New Plays on Campus Program Experiences Growth Spurt
03-03-2010Program forges relationships between colleges and working playwrights
The Playwrights’ Center’s New Plays on Campus (NPOC) program, which matches colleges and universities to working playwrights and their plays, has experienced surprising growth despite tightening budgets at schools nationwide.
Program enrollment has seen a sharp uptick this year, from 19 institutional members in January 2009 to 32 currently. “We’ve already blown past our goals for the year and are continuing to grow,” says Membership Manager Anna Peterson. “We have students encouraging their departments to join, and department heads have been asking questions too.”
NPOC is designed to help both playwrights and schools. “A lot of college theater departments want to put on risky, cutting-edge new plays, but they don’t know where to find them,” explains Peterson. “We put them in touch with playwrights who need to see their work done onstage.”
Karen Peterson Wilson, Professor of Theatre at NPOC member St. Olaf College, has described the program as a “win-win-win for all involved.”
Aquinas College and Vincent Delaney
Serving as a “literary manager at large,” the Playwrights’ Center gives NPOC schools access to the it’s deep inventory of new plays and helps them forge a relationship with the playwright, which frequently includes an on-campus residency.
One such relationship was formed between playwright Vincent Delaney and NPOC member Aquinas College, which produced his play Writer 1272 in 2009. Delaney participated in scene work in classes and an audience talkback following a performance, and spoke to students as part of the school’s Contemporary Writer Series.
Theatre Program Direct Randy Wyatt said, “We worked in conjunction with both the Series and with the Humanities Department to get plenty of students involved … and their reactions were fraught with surprise and enthusiasm (to the tune of ‘I had no idea this would be so much fun!’).”

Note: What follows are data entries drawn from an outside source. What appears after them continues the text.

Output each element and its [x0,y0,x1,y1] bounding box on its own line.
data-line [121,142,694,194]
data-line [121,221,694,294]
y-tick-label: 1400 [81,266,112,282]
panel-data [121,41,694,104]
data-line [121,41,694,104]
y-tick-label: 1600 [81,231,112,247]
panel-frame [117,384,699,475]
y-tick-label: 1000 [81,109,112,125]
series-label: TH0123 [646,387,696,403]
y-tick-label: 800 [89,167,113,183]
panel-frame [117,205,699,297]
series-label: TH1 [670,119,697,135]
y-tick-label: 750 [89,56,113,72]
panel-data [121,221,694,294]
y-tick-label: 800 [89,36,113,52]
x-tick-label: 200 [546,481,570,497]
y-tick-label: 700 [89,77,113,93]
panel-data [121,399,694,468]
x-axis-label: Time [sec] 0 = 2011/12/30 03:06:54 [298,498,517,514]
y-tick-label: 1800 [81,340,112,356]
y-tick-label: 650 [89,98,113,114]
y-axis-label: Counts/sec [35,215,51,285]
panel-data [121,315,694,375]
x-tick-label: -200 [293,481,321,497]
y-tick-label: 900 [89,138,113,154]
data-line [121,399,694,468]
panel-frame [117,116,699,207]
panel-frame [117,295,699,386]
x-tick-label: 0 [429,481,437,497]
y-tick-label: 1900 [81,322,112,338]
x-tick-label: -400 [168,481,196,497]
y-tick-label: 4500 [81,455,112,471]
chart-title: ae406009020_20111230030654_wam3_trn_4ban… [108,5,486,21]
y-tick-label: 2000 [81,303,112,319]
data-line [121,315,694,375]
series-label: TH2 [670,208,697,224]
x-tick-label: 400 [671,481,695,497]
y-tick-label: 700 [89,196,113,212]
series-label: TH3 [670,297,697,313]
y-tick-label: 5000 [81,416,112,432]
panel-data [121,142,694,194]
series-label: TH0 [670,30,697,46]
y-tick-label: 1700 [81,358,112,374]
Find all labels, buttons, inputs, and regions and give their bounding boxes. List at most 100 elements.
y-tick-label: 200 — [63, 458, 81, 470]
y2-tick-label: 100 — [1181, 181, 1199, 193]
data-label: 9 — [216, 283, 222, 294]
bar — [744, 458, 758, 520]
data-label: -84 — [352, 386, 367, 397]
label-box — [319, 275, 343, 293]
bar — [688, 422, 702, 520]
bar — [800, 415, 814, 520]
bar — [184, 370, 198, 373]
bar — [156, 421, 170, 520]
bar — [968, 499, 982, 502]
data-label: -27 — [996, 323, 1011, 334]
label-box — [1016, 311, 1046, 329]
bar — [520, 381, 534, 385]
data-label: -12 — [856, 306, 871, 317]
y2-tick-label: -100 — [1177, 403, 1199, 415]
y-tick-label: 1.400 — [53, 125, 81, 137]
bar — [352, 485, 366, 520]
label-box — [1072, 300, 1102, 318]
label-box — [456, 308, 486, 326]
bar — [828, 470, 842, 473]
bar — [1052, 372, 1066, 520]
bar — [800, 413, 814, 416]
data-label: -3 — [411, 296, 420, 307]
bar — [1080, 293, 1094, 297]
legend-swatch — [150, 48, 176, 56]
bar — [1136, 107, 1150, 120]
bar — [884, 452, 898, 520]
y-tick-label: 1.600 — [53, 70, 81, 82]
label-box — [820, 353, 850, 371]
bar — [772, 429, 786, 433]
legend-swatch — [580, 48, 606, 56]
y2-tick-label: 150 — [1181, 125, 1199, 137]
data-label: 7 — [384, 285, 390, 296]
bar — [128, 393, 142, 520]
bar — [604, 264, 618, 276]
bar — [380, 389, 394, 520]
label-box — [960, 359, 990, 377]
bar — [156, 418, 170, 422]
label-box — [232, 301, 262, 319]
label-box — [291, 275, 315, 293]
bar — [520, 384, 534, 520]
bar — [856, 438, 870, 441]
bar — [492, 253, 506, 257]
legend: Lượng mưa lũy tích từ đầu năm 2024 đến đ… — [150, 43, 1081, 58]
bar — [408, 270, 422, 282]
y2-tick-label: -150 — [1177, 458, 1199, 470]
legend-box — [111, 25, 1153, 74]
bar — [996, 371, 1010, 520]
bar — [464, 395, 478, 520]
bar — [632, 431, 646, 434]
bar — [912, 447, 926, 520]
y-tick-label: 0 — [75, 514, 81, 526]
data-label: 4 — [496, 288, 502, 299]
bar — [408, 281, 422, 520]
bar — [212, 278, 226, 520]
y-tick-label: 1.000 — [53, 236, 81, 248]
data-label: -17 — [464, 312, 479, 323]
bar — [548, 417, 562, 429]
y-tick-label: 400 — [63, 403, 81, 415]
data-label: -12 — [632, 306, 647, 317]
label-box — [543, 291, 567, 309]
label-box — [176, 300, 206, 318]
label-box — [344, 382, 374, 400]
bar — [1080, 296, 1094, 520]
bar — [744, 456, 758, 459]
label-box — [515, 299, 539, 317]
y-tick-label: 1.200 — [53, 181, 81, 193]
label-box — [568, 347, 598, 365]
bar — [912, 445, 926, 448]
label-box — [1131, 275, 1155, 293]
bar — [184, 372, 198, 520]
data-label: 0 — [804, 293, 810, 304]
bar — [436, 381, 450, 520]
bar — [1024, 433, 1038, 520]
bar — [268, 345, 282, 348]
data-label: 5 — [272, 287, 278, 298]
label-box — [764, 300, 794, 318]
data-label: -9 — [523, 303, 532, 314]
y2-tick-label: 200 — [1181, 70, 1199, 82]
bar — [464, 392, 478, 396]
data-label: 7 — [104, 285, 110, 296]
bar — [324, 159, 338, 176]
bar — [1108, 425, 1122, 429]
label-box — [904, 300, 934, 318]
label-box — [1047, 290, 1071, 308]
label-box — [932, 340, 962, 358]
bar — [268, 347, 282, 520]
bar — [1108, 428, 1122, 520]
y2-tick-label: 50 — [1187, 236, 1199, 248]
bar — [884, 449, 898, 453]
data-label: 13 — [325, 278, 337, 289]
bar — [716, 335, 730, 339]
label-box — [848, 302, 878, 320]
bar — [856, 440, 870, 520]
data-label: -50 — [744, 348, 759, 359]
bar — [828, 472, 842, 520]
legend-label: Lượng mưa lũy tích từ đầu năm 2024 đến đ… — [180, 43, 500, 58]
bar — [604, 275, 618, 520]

Aquinas’s production of Writer 1272 garnered five nominations in the 2009 Grand Awards (for community and college theaters), the most nominations by any single production that year. The experience has generated enthusiasm for Aquinas’s next NPOC project. “We're reading and appreciating so many of the scripts [sent by the Playwrights’ Center], and my students are developing ‘crushes’ on their favorite playwrights,” Wyatt said. “The Playwright's Center is making a difference in the AQ Theatre program.”
Helping Individual Students
In addition to serving whole organizations, the New Plays on Campus program helps students directly. Currently 211 students and faculty receive complimentary Playwrights’ Center General Membership thanks to the program, providing access to a database of submission opportunities, free seminars and other member benefits.
Furthermore, NPOC schools may nominate students for the Core Apprentice program, which provides a fully funded 10-hour workshop at the Playwrights’ Center to further develop their work.
Plays developed through the Core Apprentice program have gone on to production across the country. Core Apprentice David Largman Murray developed his comedy Robots vs. Fake Robots at the Playwrights’ Center in 2007. It was produced in 2009 by Minneapolis’s Walking Shadow Theatre Company to rave reviews, and will be part of the 2010-11 Etcetera Series at Live Theatre Workshop in Tucson, AZ.
Similarly, Core Apprentice Tiffany Antone’s In the Company of Jane Doe recently closed a run at the Powerhouse Theatre in Santa Monica, CA. Of her Core Apprentice workshop, Antone said, “Being able to workshop my play in a friendly and supportive environment outside the nest of academia was not only incredibly helpful to me as a playwright, but encouraging to me as an emerging artist as well.”